Epiphany is celebrated on January 6th and it’s a time of revelation. In the western church it’s used to commemorate the visit of the Three Wise Men to the infant Jesus (the first time anyone from outside Israel acknowledged what was going on); interestingly the Eastern Orthodox church uses the day to remember the baptism of the adult Jesus in the river Jordan, which included a divine affirmation of Jesus’s mission. Two different events, both containing a revelation.
And I guess my revelation over the last couple of days is that, for someone who’s always been more arty and creative than, well, practical, I’ve got a pretty mechanistic approach to faith. It’s like there’s a password in the Bible, or in the history of Christianity, or in the middle of worship, and if I had just the right combination of facts and knowledge I could figure out that password, punch it into an operating system somewhere and bingo, the mysteries of faith are revealed.
Somewhere up there, John Wesley, founder of Methodism and therefore the guy who started my particular tradition, is shaking his head in horror.
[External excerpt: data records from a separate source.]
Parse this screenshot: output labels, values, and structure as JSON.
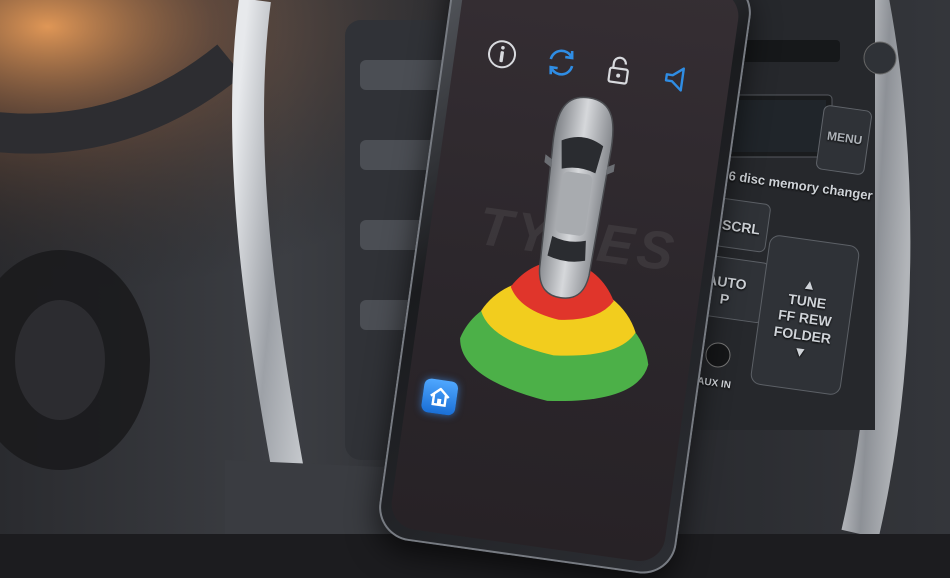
{
  "colors": {
    "zone_near": "#e0352b",
    "zone_mid": "#f2cd1e",
    "zone_far": "#4cb048",
    "icon_accent": "#2f8de4",
    "home_button": "#2a83e8"
  },
  "app": {
    "toolbar": [
      {
        "icon": "info-icon"
      },
      {
        "icon": "refresh-icon"
      },
      {
        "icon": "lock-icon"
      },
      {
        "icon": "speaker-icon"
      }
    ],
    "watermark": "TYRES",
    "home_icon": "home-icon"
  },
  "dashboard": {
    "menu_label": "MENU",
    "disc_label": "6 disc memory changer",
    "scrl_label": "SCRL",
    "auto_label": "AUTO",
    "auto_sub": "P",
    "tune_label": "TUNE",
    "ffrew_label": "FF REW",
    "folder_label": "FOLDER",
    "aux_label": "AUX IN"
  }
}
The whole point is that we encounter God through grace – He’s God, not The Da Vinci Code – but all the same I find that difficult. Not the concept, which is beautiful and yes, can make me cry, but the day-to-day application of it. The big, epic theology is great, but it doesn’t always feel helpful when you can’t find a parking space.
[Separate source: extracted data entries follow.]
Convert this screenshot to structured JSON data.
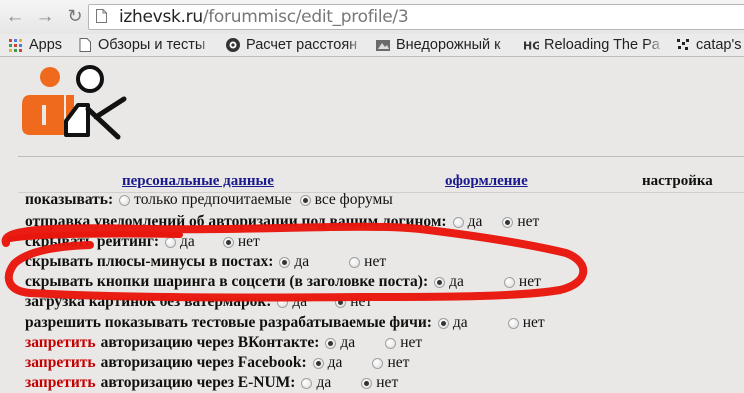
{
  "browser": {
    "url_host": "izhevsk.ru",
    "url_path": "/forummisc/edit_profile/3",
    "bookmarks": [
      {
        "label": "Apps",
        "icon": "apps-grid-icon"
      },
      {
        "label": "Обзоры и тесты",
        "icon": "page-icon"
      },
      {
        "label": "Расчет расстоян",
        "icon": "site-icon"
      },
      {
        "label": "Внедорожный к",
        "icon": "site-icon"
      },
      {
        "label": "Reloading The Pa",
        "icon": "hg-icon"
      },
      {
        "label": "catap's",
        "icon": "site-icon"
      }
    ],
    "hg_text": "HG"
  },
  "tabs": {
    "personal": "персональные данные",
    "design": "оформление",
    "settings": "настройка"
  },
  "settings": [
    {
      "label": "показывать:",
      "warn": "",
      "options": [
        {
          "label": "только предпочитаемые",
          "checked": false
        },
        {
          "label": "все форумы",
          "checked": true
        }
      ]
    },
    {
      "label": "отправка уведомлений об авторизации под вашим логином:",
      "warn": "",
      "options": [
        {
          "label": "да",
          "checked": false
        },
        {
          "label": "нет",
          "checked": true
        }
      ]
    },
    {
      "label": "скрывать рейтинг:",
      "warn": "",
      "options": [
        {
          "label": "да",
          "checked": false
        },
        {
          "label": "нет",
          "checked": true
        }
      ]
    },
    {
      "label": "скрывать плюсы-минусы в постах:",
      "warn": "",
      "options": [
        {
          "label": "да",
          "checked": true
        },
        {
          "label": "нет",
          "checked": false
        }
      ]
    },
    {
      "label": "скрывать кнопки шаринга в соцсети (в заголовке поста):",
      "warn": "",
      "options": [
        {
          "label": "да",
          "checked": true
        },
        {
          "label": "нет",
          "checked": false
        }
      ]
    },
    {
      "label": "загрузка картинок без ватермарок:",
      "warn": "",
      "options": [
        {
          "label": "да",
          "checked": false
        },
        {
          "label": "нет",
          "checked": true
        }
      ]
    },
    {
      "label": "разрешить показывать тестовые разрабатываемые фичи:",
      "warn": "",
      "options": [
        {
          "label": "да",
          "checked": true
        },
        {
          "label": "нет",
          "checked": false
        }
      ]
    },
    {
      "label": "авторизацию через ВКонтакте:",
      "warn": "запретить",
      "options": [
        {
          "label": "да",
          "checked": true
        },
        {
          "label": "нет",
          "checked": false
        }
      ]
    },
    {
      "label": "авторизацию через Facebook:",
      "warn": "запретить",
      "options": [
        {
          "label": "да",
          "checked": true
        },
        {
          "label": "нет",
          "checked": false
        }
      ]
    },
    {
      "label": "авторизацию через E-NUM:",
      "warn": "запретить",
      "options": [
        {
          "label": "да",
          "checked": false
        },
        {
          "label": "нет",
          "checked": true
        }
      ]
    }
  ],
  "colors": {
    "annotation": "#e8160c",
    "logo_orange": "#f06a1e",
    "link": "#1a1a8c",
    "warn": "#c40000"
  }
}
(Thinking about it, this could be why my writing project that never gets written would feature a character looking for redemption by walking the earth and doing a thousand good deeds – the point being that he’s misguided because you achieve redemption through grace, not actions, and the good deeds are something you do because it’s the right thing to do them. You don’t buy grace, it’s a gift.)
The information junkie side of my brain also has issues with it because it tends to get over-enthusiastic and takes over, when really it’s the relationship side of things that needs to be in the driving seat. Because if my religion is true, then it’s about God reaching out to humanity. It’s not about us discovering the cheat codes to the Divine. Christmas is all about this reaching out, the incarnation of Jesus Christ, God entering into spacetime. It’s the main feature on the DVD, not some obscure Easter Egg you can only access by pressing the buttons in such a way that you need fourteen years practice in yoga.
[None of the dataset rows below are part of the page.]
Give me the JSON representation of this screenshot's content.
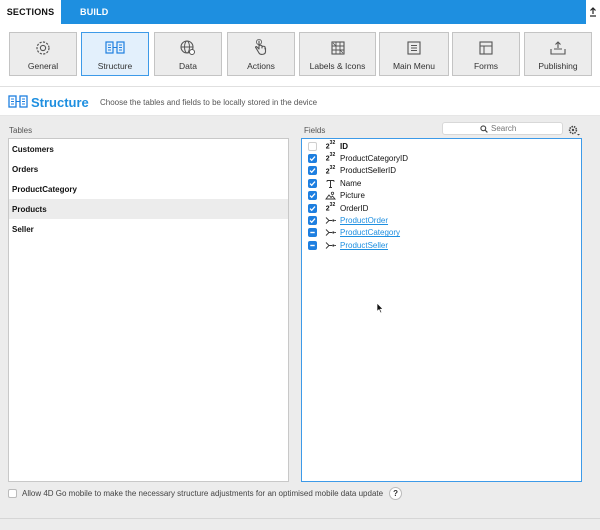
{
  "topbar": {
    "tabs": [
      {
        "label": "SECTIONS",
        "active": true
      },
      {
        "label": "BUILD",
        "active": false
      }
    ],
    "accent": "#1e8fe0"
  },
  "sections": [
    {
      "label": "General",
      "icon": "gear-icon",
      "active": false
    },
    {
      "label": "Structure",
      "icon": "structure-icon",
      "active": true
    },
    {
      "label": "Data",
      "icon": "globe-icon",
      "active": false
    },
    {
      "label": "Actions",
      "icon": "pointer-hand-icon",
      "active": false
    },
    {
      "label": "Labels & Icons",
      "icon": "labels-grid-icon",
      "active": false
    },
    {
      "label": "Main Menu",
      "icon": "menu-list-icon",
      "active": false
    },
    {
      "label": "Forms",
      "icon": "forms-layout-icon",
      "active": false
    },
    {
      "label": "Publishing",
      "icon": "publish-tray-icon",
      "active": false
    }
  ],
  "header": {
    "title": "Structure",
    "description": "Choose the tables and fields to be locally stored in the device"
  },
  "tables_panel": {
    "label": "Tables",
    "items": [
      {
        "name": "Customers",
        "selected": false
      },
      {
        "name": "Orders",
        "selected": false
      },
      {
        "name": "ProductCategory",
        "selected": false
      },
      {
        "name": "Products",
        "selected": true
      },
      {
        "name": "Seller",
        "selected": false
      }
    ]
  },
  "fields_panel": {
    "label": "Fields",
    "search_placeholder": "Search",
    "items": [
      {
        "name": "ID",
        "type": "number-icon",
        "state": "unchecked",
        "style": "bold"
      },
      {
        "name": "ProductCategoryID",
        "type": "number-icon",
        "state": "checked",
        "style": "normal"
      },
      {
        "name": "ProductSellerID",
        "type": "number-icon",
        "state": "checked",
        "style": "normal"
      },
      {
        "name": "Name",
        "type": "text-icon",
        "state": "checked",
        "style": "normal"
      },
      {
        "name": "Picture",
        "type": "picture-icon",
        "state": "checked",
        "style": "normal"
      },
      {
        "name": "OrderID",
        "type": "number-icon",
        "state": "checked",
        "style": "normal"
      },
      {
        "name": "ProductOrder",
        "type": "relation-icon",
        "state": "checked",
        "style": "link"
      },
      {
        "name": "ProductCategory",
        "type": "relation-icon",
        "state": "mixed",
        "style": "link"
      },
      {
        "name": "ProductSeller",
        "type": "relation-icon",
        "state": "mixed",
        "style": "link"
      }
    ]
  },
  "footer": {
    "option_label": "Allow 4D Go mobile to make the necessary structure adjustments for an optimised mobile data update",
    "help_label": "?"
  }
}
I guess I’m just not good with mystery – I’m the sort of person who has that twitchy urge to take things apart to see how they work, to try the handle on the locked door, to press the big red button that says ‘Don’t Press’. For the most part I don’t mind that, because I see curiousity as a virtue, but there are some things you should never over-analyse, lest you kill them dead – love, friendship, jokes, joy, intimations of another world. God lives in those things, more than he lives in doctrine.
(Not, of course, that I have any problem with theologising, but it should be a means to an end, not an end in itself.)
So I guess that’s one of my aims for 2011 – to encounter faith differently, to see it as something more alive I guess, because while it’s always been a living thing, I haven’t always treated it as such. And I suppose that’s my little revelation, stumbling along the road to Epiphany.